Hi all,
Now that we’ve had a little space to analyze the problem, I wanted to call out a recent
webrequest data loss issue that we experienced on two separate occasions.
We attempted to upgrade to Kafka 0.8.2.1, and it wasn’t until the second attempt that we
actually found the problem. Kafka 0.8.2.1 ships with a buggy version of Snappy[1] that
causes messages to not be compressed properly. This caused a ~4x increase network and
disk I/O around the cluster all at once.
We’ve documented the incidents and the occasions of significant data loss here:
https://wikitech.wikimedia.org/wiki/Incident_documentation/20150803-Kafka
<https://wikitech.wikimedia.org/wiki/Incident_documentation/20150803-Kafka>
https://wikitech.wikimedia.org/wiki/Incident_documentation/20150810-Kafka#C…

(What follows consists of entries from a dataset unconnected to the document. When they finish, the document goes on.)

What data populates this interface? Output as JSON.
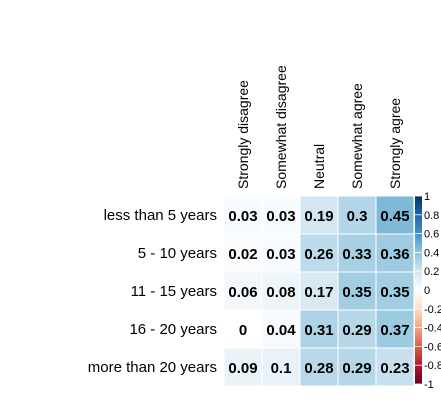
{
  "chart_data": {
    "type": "heatmap",
    "columns": [
      "Strongly disagree",
      "Somewhat disagree",
      "Neutral",
      "Somewhat agree",
      "Strongly agree"
    ],
    "rows": [
      "less than 5 years",
      "5 - 10 years",
      "11 - 15 years",
      "16 - 20 years",
      "more than 20 years"
    ],
    "values": [
      [
        0.03,
        0.03,
        0.19,
        0.3,
        0.45
      ],
      [
        0.02,
        0.03,
        0.26,
        0.33,
        0.36
      ],
      [
        0.06,
        0.08,
        0.17,
        0.35,
        0.35
      ],
      [
        0,
        0.04,
        0.31,
        0.29,
        0.37
      ],
      [
        0.09,
        0.1,
        0.28,
        0.29,
        0.23
      ]
    ],
    "value_labels": [
      [
        "0.03",
        "0.03",
        "0.19",
        "0.3",
        "0.45"
      ],
      [
        "0.02",
        "0.03",
        "0.26",
        "0.33",
        "0.36"
      ],
      [
        "0.06",
        "0.08",
        "0.17",
        "0.35",
        "0.35"
      ],
      [
        "0",
        "0.04",
        "0.31",
        "0.29",
        "0.37"
      ],
      [
        "0.09",
        "0.1",
        "0.28",
        "0.29",
        "0.23"
      ]
    ],
    "colorbar": {
      "range": [
        -1,
        1
      ],
      "ticks": [
        "1",
        "0.8",
        "0.6",
        "0.4",
        "0.2",
        "0",
        "-0.2",
        "-0.4",
        "-0.6",
        "-0.8",
        "-1"
      ],
      "colors": [
        "#67001F",
        "#B2182B",
        "#D6604D",
        "#F4A582",
        "#FDDBC7",
        "#FFFFFF",
        "#D1E5F0",
        "#92C5DE",
        "#4393C3",
        "#2166AC",
        "#053061"
      ]
    }
  }
}
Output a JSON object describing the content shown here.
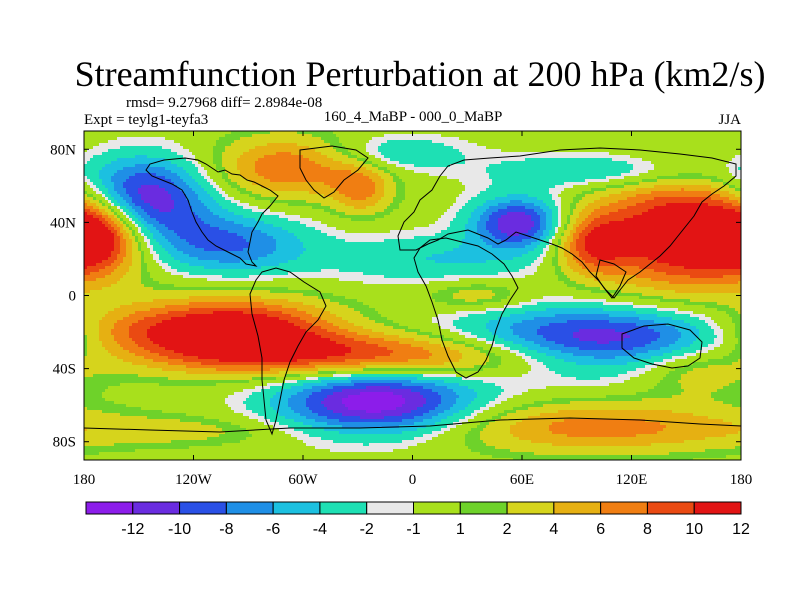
{
  "chart_data": {
    "type": "heatmap",
    "title": "Streamfunction Perturbation at 200 hPa (km2/s)",
    "stats_label": "rmsd= 9.27968 diff= 2.8984e-08",
    "experiment_label": "Expt = teylg1-teyfa3",
    "center_label": "160_4_MaBP - 000_0_MaBP",
    "season_label": "JJA",
    "x_range": [
      -180,
      180
    ],
    "y_range": [
      -90,
      90
    ],
    "x_ticks": [
      {
        "value": -180,
        "label": "180"
      },
      {
        "value": -120,
        "label": "120W"
      },
      {
        "value": -60,
        "label": "60W"
      },
      {
        "value": 0,
        "label": "0"
      },
      {
        "value": 60,
        "label": "60E"
      },
      {
        "value": 120,
        "label": "120E"
      },
      {
        "value": 180,
        "label": "180"
      }
    ],
    "y_ticks": [
      {
        "value": 80,
        "label": "80N"
      },
      {
        "value": 40,
        "label": "40N"
      },
      {
        "value": 0,
        "label": "0"
      },
      {
        "value": -40,
        "label": "40S"
      },
      {
        "value": -80,
        "label": "80S"
      }
    ],
    "levels": [
      -12,
      -10,
      -8,
      -6,
      -4,
      -2,
      -1,
      1,
      2,
      4,
      6,
      8,
      10,
      12
    ],
    "level_labels": [
      "-12",
      "-10",
      "-8",
      "-6",
      "-4",
      "-2",
      "-1",
      "1",
      "2",
      "4",
      "6",
      "8",
      "10",
      "12"
    ],
    "colors": [
      "#8c1dea",
      "#6a2ce0",
      "#2a50e6",
      "#1f8fe6",
      "#1cc0e0",
      "#1ee0b4",
      "#e8e8e8",
      "#a8e01c",
      "#6ed22a",
      "#d6d41c",
      "#e6b012",
      "#f07e12",
      "#ea4a12",
      "#e21414"
    ],
    "features": [
      {
        "lon": -150,
        "lat": 52,
        "value": -14,
        "sx": 26,
        "sy": 16
      },
      {
        "lon": -100,
        "lat": 28,
        "value": -8,
        "sx": 30,
        "sy": 12
      },
      {
        "lon": -172,
        "lat": 35,
        "value": 12,
        "sx": 18,
        "sy": 14
      },
      {
        "lon": -68,
        "lat": 70,
        "value": 8,
        "sx": 28,
        "sy": 12
      },
      {
        "lon": -28,
        "lat": 58,
        "value": 6,
        "sx": 12,
        "sy": 10
      },
      {
        "lon": 58,
        "lat": 40,
        "value": -12,
        "sx": 18,
        "sy": 10
      },
      {
        "lon": 14,
        "lat": 20,
        "value": -4,
        "sx": 45,
        "sy": 10
      },
      {
        "lon": -10,
        "lat": 78,
        "value": -4,
        "sx": 28,
        "sy": 7
      },
      {
        "lon": 108,
        "lat": 68,
        "value": -5,
        "sx": 45,
        "sy": 7
      },
      {
        "lon": 35,
        "lat": 0,
        "value": 4,
        "sx": 20,
        "sy": 6
      },
      {
        "lon": 150,
        "lat": 34,
        "value": 14,
        "sx": 35,
        "sy": 22
      },
      {
        "lon": 98,
        "lat": 28,
        "value": 8,
        "sx": 14,
        "sy": 12
      },
      {
        "lon": -100,
        "lat": -18,
        "value": 13,
        "sx": 40,
        "sy": 12
      },
      {
        "lon": -10,
        "lat": -33,
        "value": 11,
        "sx": 90,
        "sy": 9
      },
      {
        "lon": 100,
        "lat": -26,
        "value": -14,
        "sx": 55,
        "sy": 13
      },
      {
        "lon": -20,
        "lat": -58,
        "value": -14,
        "sx": 38,
        "sy": 13
      },
      {
        "lon": 100,
        "lat": -72,
        "value": 7,
        "sx": 60,
        "sy": 10
      },
      {
        "lon": -120,
        "lat": -74,
        "value": 2.5,
        "sx": 50,
        "sy": 6
      },
      {
        "lon": 155,
        "lat": -40,
        "value": 5,
        "sx": 25,
        "sy": 10
      },
      {
        "lon": -160,
        "lat": -20,
        "value": 4,
        "sx": 25,
        "sy": 9
      }
    ]
  }
}
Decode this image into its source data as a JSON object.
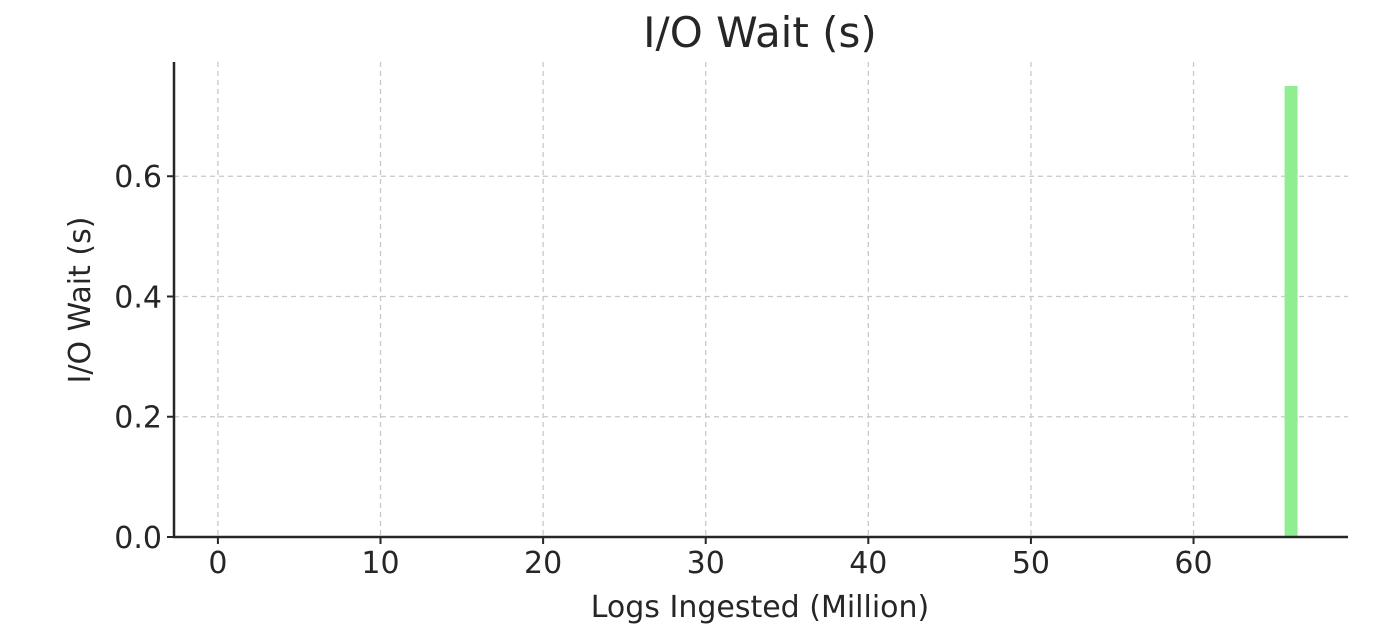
{
  "chart_data": {
    "type": "bar",
    "title": "I/O Wait (s)",
    "xlabel": "Logs Ingested (Million)",
    "ylabel": "I/O Wait (s)",
    "x": [
      66
    ],
    "values": [
      0.75
    ],
    "bar_width": 0.8,
    "xlim": [
      -2.7,
      69.5
    ],
    "ylim": [
      0,
      0.79
    ],
    "xticks": [
      0,
      10,
      20,
      30,
      40,
      50,
      60
    ],
    "yticks": [
      0.0,
      0.2,
      0.4,
      0.6
    ],
    "ytick_labels": [
      "0.0",
      "0.2",
      "0.4",
      "0.6"
    ],
    "grid": true,
    "bar_color": "#90ee90",
    "axis_color": "#262626",
    "grid_color": "#c8c8c8"
  }
}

<https://wikitech.wikimedia.org/wiki/Incident_documentation/20150810-Kafka#Conclusions>
https://wikitech.wikimedia.org/wiki/Analytics/Data/Webrequest
<https://wikitech.wikimedia.org/wiki/Analytics/Data/Webrequest>
This loss will affect the output of pagecount* and pageview datasets, as well as other
webrequest generated statistics. Please consider statistics that are generated from
webrequest data using the following UTC hours unreliable:
2015-08-03T18:00 - 2015-08-03T23:00
2015-08-10T15:00 - 2015-08-10T21:00
2015-08-11T17:00 - 2015-08-11T18:00
Many apologies for any inconvenience this causes. We’ve learned a lot during this
turmoil, and have a lot of ideas on how to hopefully prevent this from happening in the
future, and also how to reduce loss and complexity if and when it does. The analytics
engineering team will be doing a post mortem on this soon, in which we will document these
ideas.
Thanks,
-Andrew Otto
[1]
https://issues.apache.org/jira/browse/KAFKA-2189
<https://issues.apache.org/jira/browse/KAFKA-2189>